For my purposes, I wanted to future proof the implementation a bit so I set up a Javascript click handler on all tags rather than assuming future developers would always use window.open() instead. This handler had a selector that checked for any URLs that had http/https prefixes (my internal pages are always relative paths) or _target=”_blank” _to denote external URLs, though the use cases may vary amongst projects. In addition, I ensured that I only made modifications if the User Agent notified me that I was in a mobile app (similar to the section about loading cordova.js above)

External URLs…and Android

While the InAppBrowser worked really well in iOS right from the start, I had a problem getting it to work on Android. It turns out, Android _requires _the location attribute on window.open() to be set to true. I had been setting it to false on iOS as it seemed unnecessary to give users the ability to type in a URL in a popup browser meant to show a single page.
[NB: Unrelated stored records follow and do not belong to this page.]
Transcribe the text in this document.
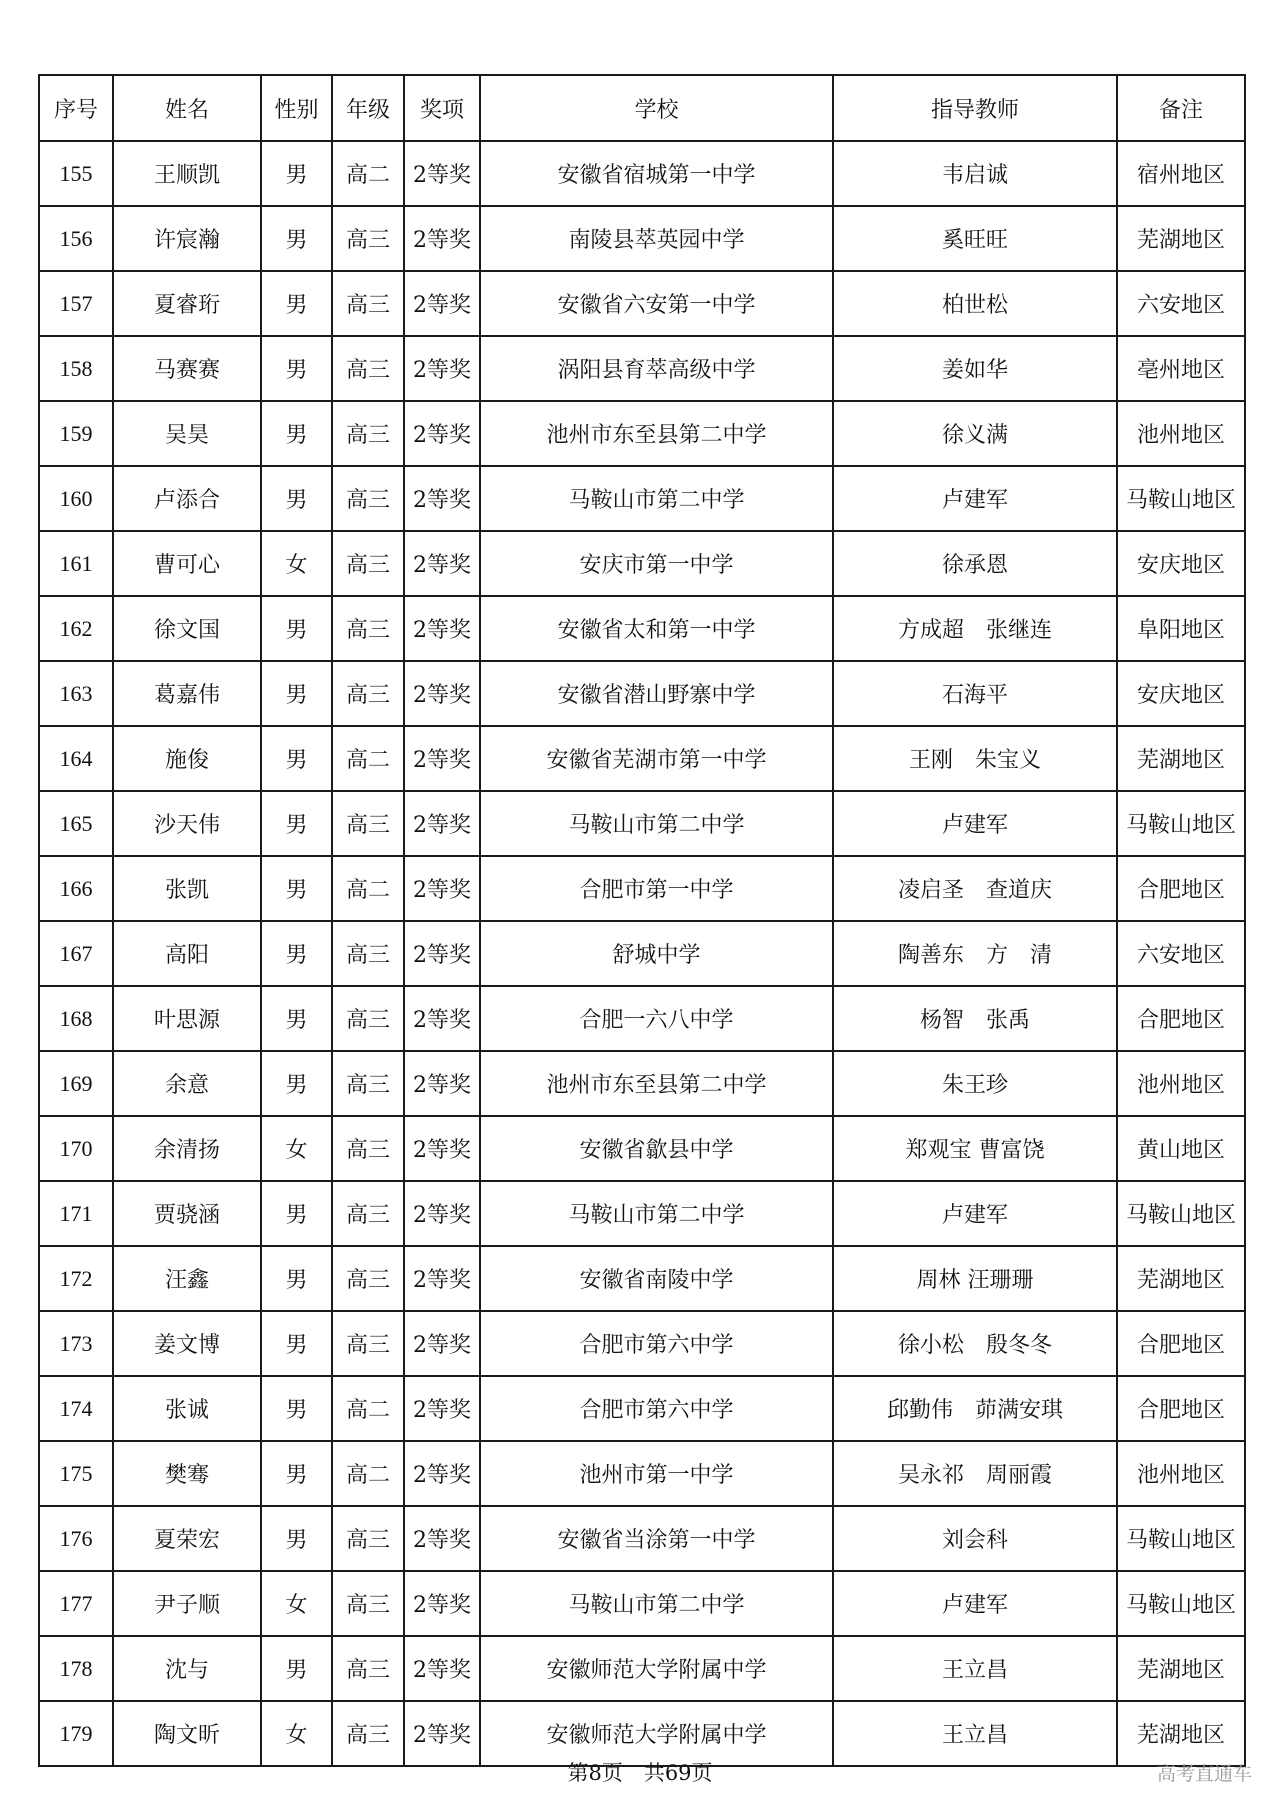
序号	姓名	性别	年级	奖项	学校	指导教师	备注
155	王顺凯	男	高二	2等奖	安徽省宿城第一中学	韦启诚	宿州地区
156	许宸瀚	男	高三	2等奖	南陵县萃英园中学	奚旺旺	芜湖地区
157	夏睿珩	男	高三	2等奖	安徽省六安第一中学	柏世松	六安地区
158	马赛赛	男	高三	2等奖	涡阳县育萃高级中学	姜如华	亳州地区
159	吴昊	男	高三	2等奖	池州市东至县第二中学	徐义满	池州地区
160	卢添合	男	高三	2等奖	马鞍山市第二中学	卢建军	马鞍山地区
161	曹可心	女	高三	2等奖	安庆市第一中学	徐承恩	安庆地区
162	徐文国	男	高三	2等奖	安徽省太和第一中学	方成超　张继连	阜阳地区
163	葛嘉伟	男	高三	2等奖	安徽省潜山野寨中学	石海平	安庆地区
164	施俊	男	高二	2等奖	安徽省芜湖市第一中学	王刚　朱宝义	芜湖地区
165	沙天伟	男	高三	2等奖	马鞍山市第二中学	卢建军	马鞍山地区
166	张凯	男	高二	2等奖	合肥市第一中学	凌启圣　查道庆	合肥地区
167	高阳	男	高三	2等奖	舒城中学	陶善东　方　清	六安地区
168	叶思源	男	高三	2等奖	合肥一六八中学	杨智　张禹	合肥地区
169	余意	男	高三	2等奖	池州市东至县第二中学	朱王珍	池州地区
170	余清扬	女	高三	2等奖	安徽省歙县中学	郑观宝 曹富饶	黄山地区
171	贾骁涵	男	高三	2等奖	马鞍山市第二中学	卢建军	马鞍山地区
172	汪鑫	男	高三	2等奖	安徽省南陵中学	周林 汪珊珊	芜湖地区
173	姜文博	男	高三	2等奖	合肥市第六中学	徐小松　殷冬冬	合肥地区
174	张诚	男	高二	2等奖	合肥市第六中学	邱勤伟　茆满安琪	合肥地区
175	樊骞	男	高二	2等奖	池州市第一中学	吴永祁　周丽霞	池州地区
176	夏荣宏	男	高三	2等奖	安徽省当涂第一中学	刘会科	马鞍山地区
177	尹子顺	女	高三	2等奖	马鞍山市第二中学	卢建军	马鞍山地区
178	沈与	男	高三	2等奖	安徽师范大学附属中学	王立昌	芜湖地区
179	陶文昕	女	高三	2等奖	安徽师范大学附属中学	王立昌	芜湖地区
第8页　共69页	高考直通车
However, the X to close the popup browser on Android apparently is on the same toolbar as the URL, whereas in iOS they are in different sections. This one took me far too long to realize, as the documentation doesn’t seem to explicitly state it is required (even though all the examples use it). I ended up happening upon a random message board post about it after a lengthy search, which I can’t even locate again to post a link to.

Uploading your APK for Google Play

As of now there is a known issue with Google around the AndroidManifest.xml file that requires you to remove some tokens in your XML file and replace them with hardcoded values to get the upload to the Google Play developer site to work. See here for the GitHub ticket, and some comments around the best way to workaround for the time being (hopefully this gets fixed, so don’t forget to switch it back in the future).